- Theatrical release poster
- Directed by: Mahivarman C. S
- Written by: Mahivarman C. S
- Screenplay by: Mahivarman C. S
- Produced by: K. Vinothkumar
- Starring: Mu Ramaswamy; Nassar; Pugazh Mahendran;
- Cinematography: R. J. Sethumurugavel Angharagan
- Edited by: Naresh Gunaseelan
- Music by: Loceshwaran C.
- Production company: Varaha Swamy Films
- Distributed by: Om Films
- Release date: 27 May 2022;
- Running time: 117 mins
- Country: India
- Language: Tamil

= Vaaitha =

2022 Tamil language drama film

Vaaitha is a 2022 Indian Tamil-language drama film written and directed by Mahivarman C. S. The film features Mu Ramaswamy, Nassar and Pugazh Mahendran, and was released on 27 May 2022.

==Plot==
A poor laundry worker gets injured in a road accident and finds himself struggling for justice. He and his family suffers, due to conflicts among two different caste groups.

==Production==
Mahivarman first started planning for the film in 2018, under the tile of Yegaali. The film marked the acting debut of Pugazh Mahendran, son of C. Mahendran, one of the state executive members of the Indian Communist Party.

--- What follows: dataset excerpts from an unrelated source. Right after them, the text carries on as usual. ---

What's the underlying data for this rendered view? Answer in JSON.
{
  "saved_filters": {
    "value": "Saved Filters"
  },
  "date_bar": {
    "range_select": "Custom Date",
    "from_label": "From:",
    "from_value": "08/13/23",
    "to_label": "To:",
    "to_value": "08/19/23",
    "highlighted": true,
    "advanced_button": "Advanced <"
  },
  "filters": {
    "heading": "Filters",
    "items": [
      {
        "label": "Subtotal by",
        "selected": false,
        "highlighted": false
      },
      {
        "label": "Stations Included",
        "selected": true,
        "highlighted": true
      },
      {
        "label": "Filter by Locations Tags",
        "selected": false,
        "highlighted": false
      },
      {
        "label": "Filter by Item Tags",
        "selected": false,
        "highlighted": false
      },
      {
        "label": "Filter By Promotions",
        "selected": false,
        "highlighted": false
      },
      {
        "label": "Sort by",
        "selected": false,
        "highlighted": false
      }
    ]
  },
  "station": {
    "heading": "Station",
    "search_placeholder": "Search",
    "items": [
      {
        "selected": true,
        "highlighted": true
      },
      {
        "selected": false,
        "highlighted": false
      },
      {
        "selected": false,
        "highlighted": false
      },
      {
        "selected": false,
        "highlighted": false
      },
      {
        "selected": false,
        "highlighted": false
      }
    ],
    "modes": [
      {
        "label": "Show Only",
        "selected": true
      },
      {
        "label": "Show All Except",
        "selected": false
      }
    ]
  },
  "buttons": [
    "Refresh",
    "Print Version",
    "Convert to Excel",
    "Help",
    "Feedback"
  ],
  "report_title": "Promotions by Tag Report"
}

The film's teaser was released by Raju Murugan in April 2022. The film was scheduled to release on 6 May 2022 but was pushed on the day of release to 27 May 2022, in an attempt to secure more screens.

==Reception==
The film was released on 27 May 2022 across Tamil Nadu. A reviewer from the Times of India wrote "Vaaitha is an emotional social drama that deserves a watch", adding "the writing is so good that it makes us empathise with the central character, who becomes a victim of the evils in our society" and that "the only problem here is that it takes time for us to get used to the atmosphere that he builds". A critic from The Hindu called the film a "worthy effort". A reviewer from OTTPlay noted it was a "a bumpy legal drama that does not rise above the message".